AI notetakers expand from transcription into agents that act on meeting data

AI transcription tools have grown so central to work that an October 2025 outage at Granola sent users into a panic. The market behind these tools is projected to grow from $4.5 billion to $19.2 billion by 2034.

Categorized in: AI News Product Development
Published on: Mar 23, 2026
AI notetakers expand from transcription into agents that act on meeting data

Transcription bots move beyond note-taking into running meetings

AI transcription tools have become so embedded in video meetings that workers panic when they go offline. When Granola, a popular transcription service, experienced an outage in October 2025 due to an AWS failure, users flooded social media expressing distress over losing access to their "second brain."

The market is responding to this reliance with aggressive growth projections.
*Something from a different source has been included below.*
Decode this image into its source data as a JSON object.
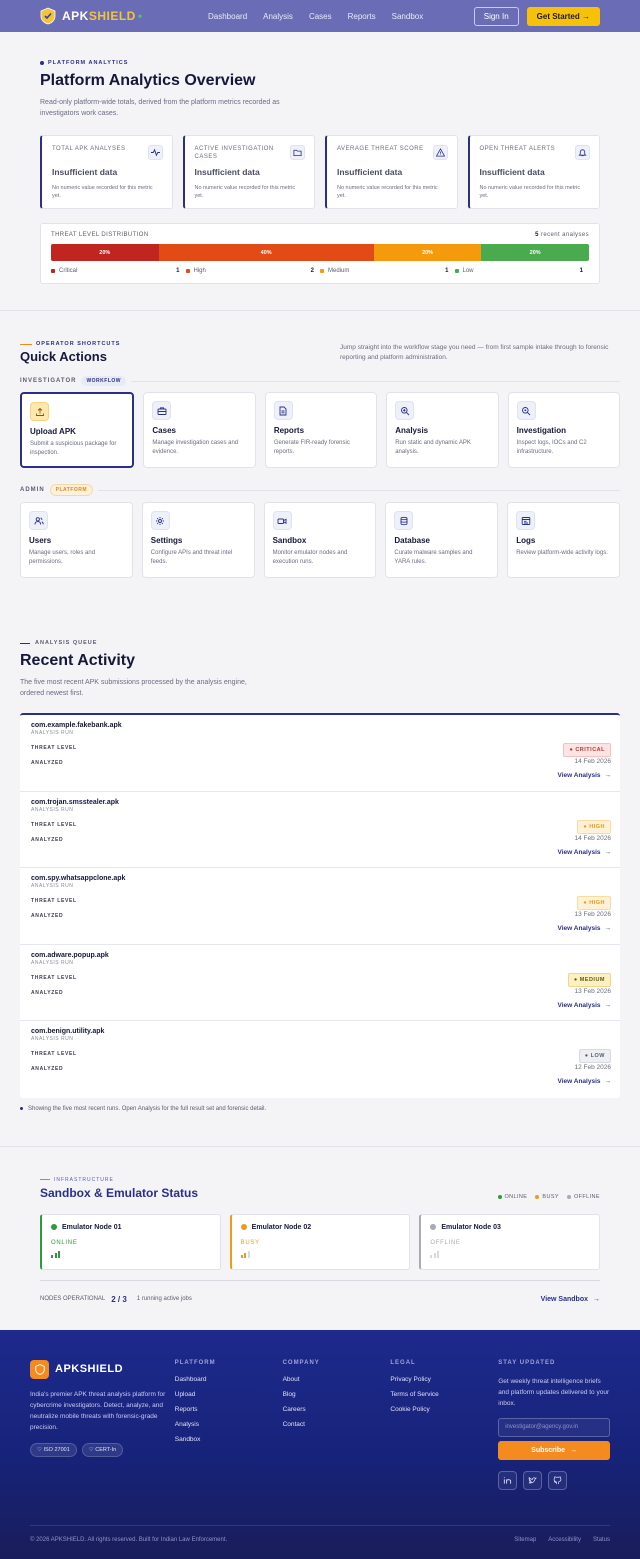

The AI transcription industry is expected to expand from $4.5 billion in 2025 to $19.2 billion by 2034, with over 130 companies now competing in the space.

From passive listeners to active agents

Fireflies, founded in 2016, serves 800,000 users across tens of thousands of teams. The company initially focused on improving transcription accuracy but has shifted toward becoming a knowledge management platform that distributes meeting information across workflows.
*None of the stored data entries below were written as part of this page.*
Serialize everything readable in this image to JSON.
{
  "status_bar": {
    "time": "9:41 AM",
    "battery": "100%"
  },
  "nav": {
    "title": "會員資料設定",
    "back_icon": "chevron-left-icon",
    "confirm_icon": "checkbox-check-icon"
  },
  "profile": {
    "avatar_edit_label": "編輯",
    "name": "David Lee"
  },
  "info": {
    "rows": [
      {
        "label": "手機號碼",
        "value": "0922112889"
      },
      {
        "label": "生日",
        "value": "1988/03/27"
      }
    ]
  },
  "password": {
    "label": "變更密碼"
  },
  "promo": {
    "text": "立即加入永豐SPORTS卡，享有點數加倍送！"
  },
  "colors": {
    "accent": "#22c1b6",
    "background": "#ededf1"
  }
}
"It's now knowledge orchestration, where we're taking all the knowledge that happens in conversations, and we're putting it in the places where you work," said Krish Ramineni, Fireflies' founder and CEO. The company operates 90-plus integrations with tools like Notion, Slack, and Salesforce.
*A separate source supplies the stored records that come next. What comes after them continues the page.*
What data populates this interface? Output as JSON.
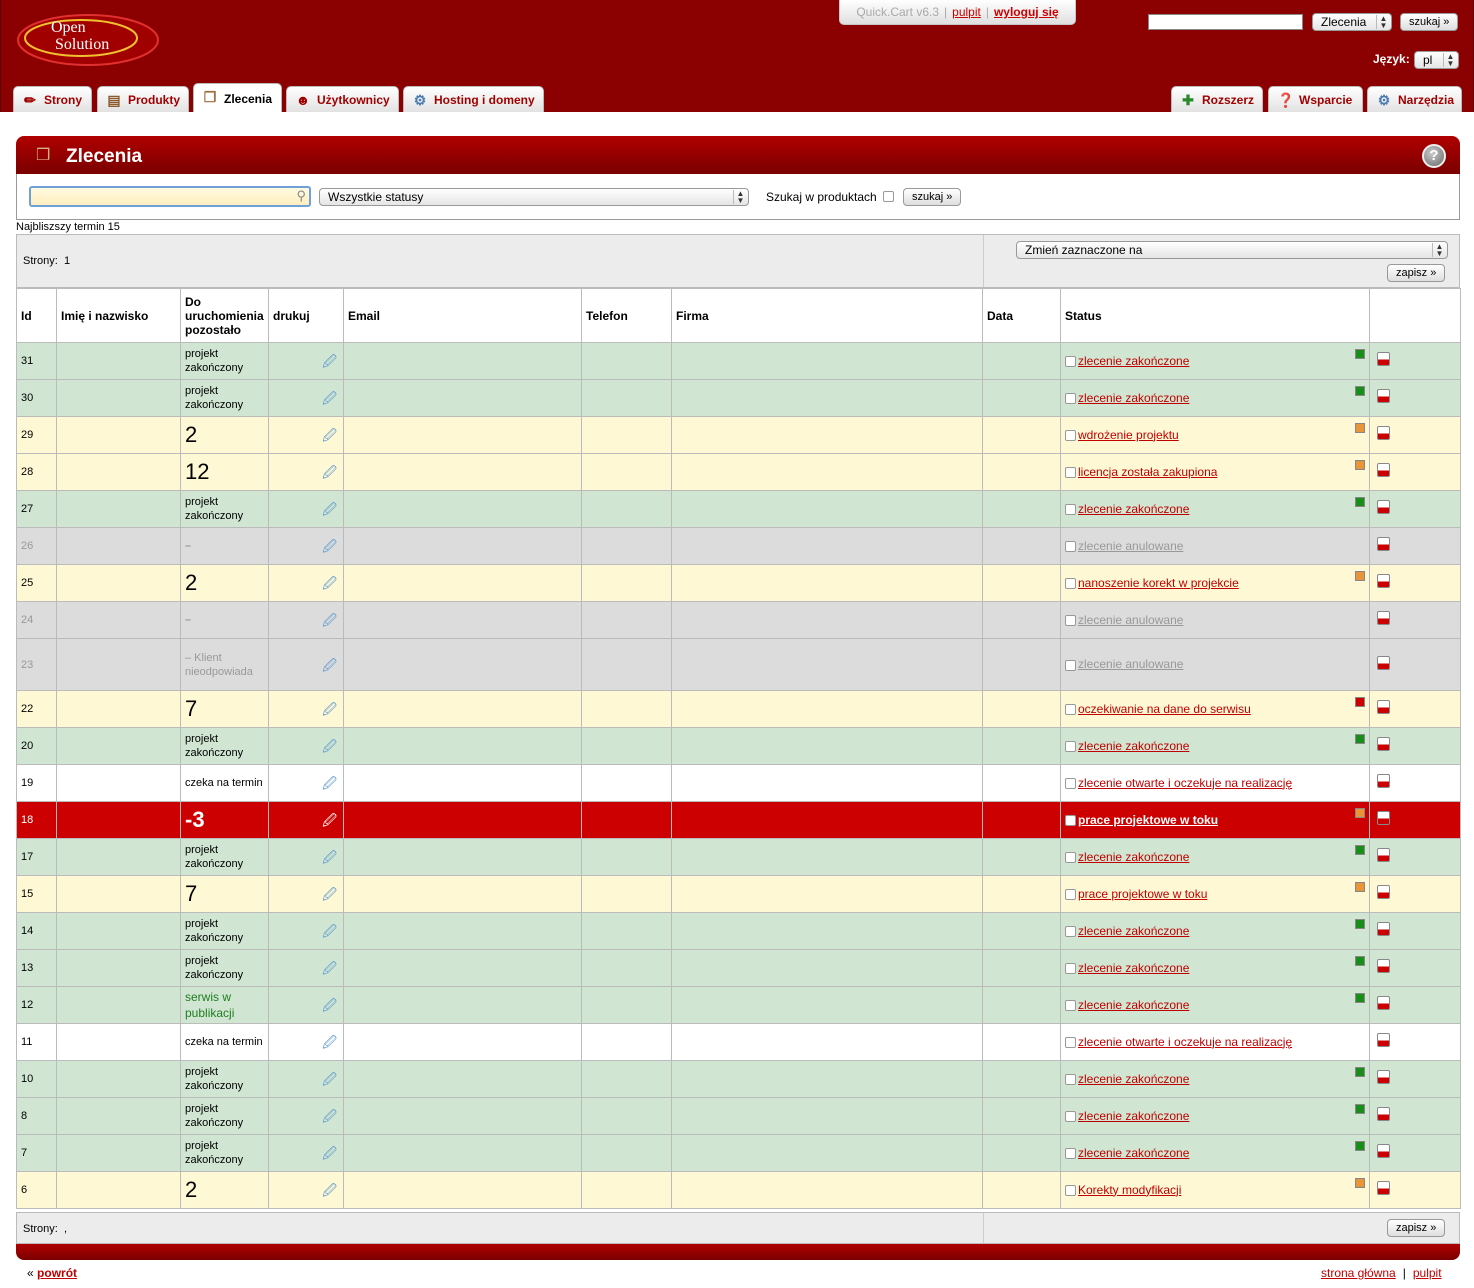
{
  "header": {
    "logo_text": "Open Solution",
    "version_bar": {
      "version": "Quick.Cart v6.3",
      "pulpit": "pulpit",
      "logout": "wyloguj się"
    },
    "search_select": "Zlecenia",
    "search_button": "szukaj »",
    "language_label": "Język:",
    "language_value": "pl"
  },
  "tabs_left": [
    {
      "label": "Strony",
      "icon": "pencil-icon"
    },
    {
      "label": "Produkty",
      "icon": "box-icon"
    },
    {
      "label": "Zlecenia",
      "icon": "package-icon",
      "active": true
    },
    {
      "label": "Użytkownicy",
      "icon": "user-icon"
    },
    {
      "label": "Hosting i domeny",
      "icon": "gears-icon"
    }
  ],
  "tabs_right": [
    {
      "label": "Rozszerz",
      "icon": "puzzle-icon"
    },
    {
      "label": "Wsparcie",
      "icon": "help-icon"
    },
    {
      "label": "Narzędzia",
      "icon": "tools-icon"
    }
  ],
  "panel": {
    "title": "Zlecenia",
    "help": "?",
    "filter": {
      "search_value": "",
      "status_select": "Wszystkie statusy",
      "search_in_products_label": "Szukaj w produktach",
      "search_button": "szukaj »"
    },
    "nearest_deadline": "Najbliszszy termin 15",
    "pages_label": "Strony:",
    "pages_value": "1",
    "pages_bottom_value": ",",
    "change_selected": "Zmień zaznaczone na",
    "save_button": "zapisz »"
  },
  "table": {
    "headers": {
      "id": "Id",
      "name": "Imię i nazwisko",
      "remaining": "Do uruchomienia pozostało",
      "print": "drukuj",
      "email": "Email",
      "phone": "Telefon",
      "company": "Firma",
      "date": "Data",
      "status": "Status"
    },
    "rows": [
      {
        "id": "31",
        "remaining": "projekt zakończony",
        "kind": "text",
        "status": "zlecenie zakończone",
        "color": "#1a8c1a",
        "row": "g"
      },
      {
        "id": "30",
        "remaining": "projekt zakończony",
        "kind": "text",
        "status": "zlecenie zakończone",
        "color": "#1a8c1a",
        "row": "g"
      },
      {
        "id": "29",
        "remaining": "2",
        "kind": "big",
        "status": "wdrożenie projektu",
        "color": "#e8953a",
        "row": "y"
      },
      {
        "id": "28",
        "remaining": "12",
        "kind": "big",
        "status": "licencja została zakupiona",
        "color": "#e8953a",
        "row": "y"
      },
      {
        "id": "27",
        "remaining": "projekt zakończony",
        "kind": "text",
        "status": "zlecenie zakończone",
        "color": "#1a8c1a",
        "row": "g"
      },
      {
        "id": "26",
        "remaining": "–",
        "kind": "dash",
        "status": "zlecenie anulowane",
        "color": "",
        "row": "x"
      },
      {
        "id": "25",
        "remaining": "2",
        "kind": "big",
        "status": "nanoszenie korekt w projekcie",
        "color": "#e8953a",
        "row": "y"
      },
      {
        "id": "24",
        "remaining": "–",
        "kind": "dash",
        "status": "zlecenie anulowane",
        "color": "",
        "row": "x"
      },
      {
        "id": "23",
        "remaining": "– Klient nieodpowiada",
        "kind": "dashtext",
        "status": "zlecenie anulowane",
        "color": "",
        "row": "x tall"
      },
      {
        "id": "22",
        "remaining": "7",
        "kind": "big",
        "status": "oczekiwanie na dane do serwisu",
        "color": "#cc0000",
        "row": "y"
      },
      {
        "id": "20",
        "remaining": "projekt zakończony",
        "kind": "text",
        "status": "zlecenie zakończone",
        "color": "#1a8c1a",
        "row": "g"
      },
      {
        "id": "19",
        "remaining": "czeka na termin",
        "kind": "text",
        "status": "zlecenie otwarte i oczekuje na realizację",
        "color": "",
        "row": "w"
      },
      {
        "id": "18",
        "remaining": "-3",
        "kind": "big",
        "status": "prace projektowe w toku",
        "color": "#e8953a",
        "row": "r"
      },
      {
        "id": "17",
        "remaining": "projekt zakończony",
        "kind": "text",
        "status": "zlecenie zakończone",
        "color": "#1a8c1a",
        "row": "g"
      },
      {
        "id": "15",
        "remaining": "7",
        "kind": "big",
        "status": "prace projektowe w toku",
        "color": "#e8953a",
        "row": "y"
      },
      {
        "id": "14",
        "remaining": "projekt zakończony",
        "kind": "text",
        "status": "zlecenie zakończone",
        "color": "#1a8c1a",
        "row": "g"
      },
      {
        "id": "13",
        "remaining": "projekt zakończony",
        "kind": "text",
        "status": "zlecenie zakończone",
        "color": "#1a8c1a",
        "row": "g"
      },
      {
        "id": "12",
        "remaining": "serwis w publikacji",
        "kind": "green",
        "status": "zlecenie zakończone",
        "color": "#1a8c1a",
        "row": "g"
      },
      {
        "id": "11",
        "remaining": "czeka na termin",
        "kind": "text",
        "status": "zlecenie otwarte i oczekuje na realizację",
        "color": "",
        "row": "w"
      },
      {
        "id": "10",
        "remaining": "projekt zakończony",
        "kind": "text",
        "status": "zlecenie zakończone",
        "color": "#1a8c1a",
        "row": "g"
      },
      {
        "id": "8",
        "remaining": "projekt zakończony",
        "kind": "text",
        "status": "zlecenie zakończone",
        "color": "#1a8c1a",
        "row": "g"
      },
      {
        "id": "7",
        "remaining": "projekt zakończony",
        "kind": "text",
        "status": "zlecenie zakończone",
        "color": "#1a8c1a",
        "row": "g"
      },
      {
        "id": "6",
        "remaining": "2",
        "kind": "big",
        "status": "Korekty modyfikacji",
        "color": "#e8953a",
        "row": "y"
      }
    ]
  },
  "footer": {
    "back_prefix": "«",
    "back": "powrót",
    "home": "strona główna",
    "sep": "|",
    "pulpit": "pulpit"
  }
}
Notetaker companies are now investing heavily in AI agents that move beyond passive listening. "The notetakers that are winning these days are doing more than just being those passive listeners. They're actually being action doers," said Natalie Rutgers, VP of product at Deepgram, which powers tools like Granola and Otter.

Read.ai, founded in 2021, has built specialized agents for healthcare, construction, and sales. In sales, the tool extracts details from customer calls and automatically pushes data into CRM systems like Salesforce or HubSpot-eliminating manual data entry.

The compute cost problem

Running transcription at scale is expensive. Processing hours of meetings daily for every user requires significant compute resources, and speech-to-text inference costs roughly five to six times more than text-only models.

"Demand for compute is going to be huge as these services expand across organisations, leading to more and more inference calls," said Michael Stothard, principal at Firstminute Capital, a venture investor in Granola.

Ramineni estimates that roughly a billion knowledge workers globally average a few meetings per week. "At some point every meeting on the planet will be captured by an AI system like Read. There will be a lot of increased demand for these foundational capabilities," he said.

Fireflies has addressed cost pressures by optimizing its model stack and using five different model providers to achieve efficiency. The company has been profitable since 2023.

What comes next

Speech-to-text technology is expanding beyond meetings. Jack in the Box now uses Deepgram's models to take drive-through orders, and humanitarian organizations deploy voicebots to triage emergency calls during disasters.

For notetakers themselves, competing visions are emerging. Some companies dismiss flashy features like video avatars as premature. Others are pursuing something more radical: a product designed to fully replace humans attending meetings.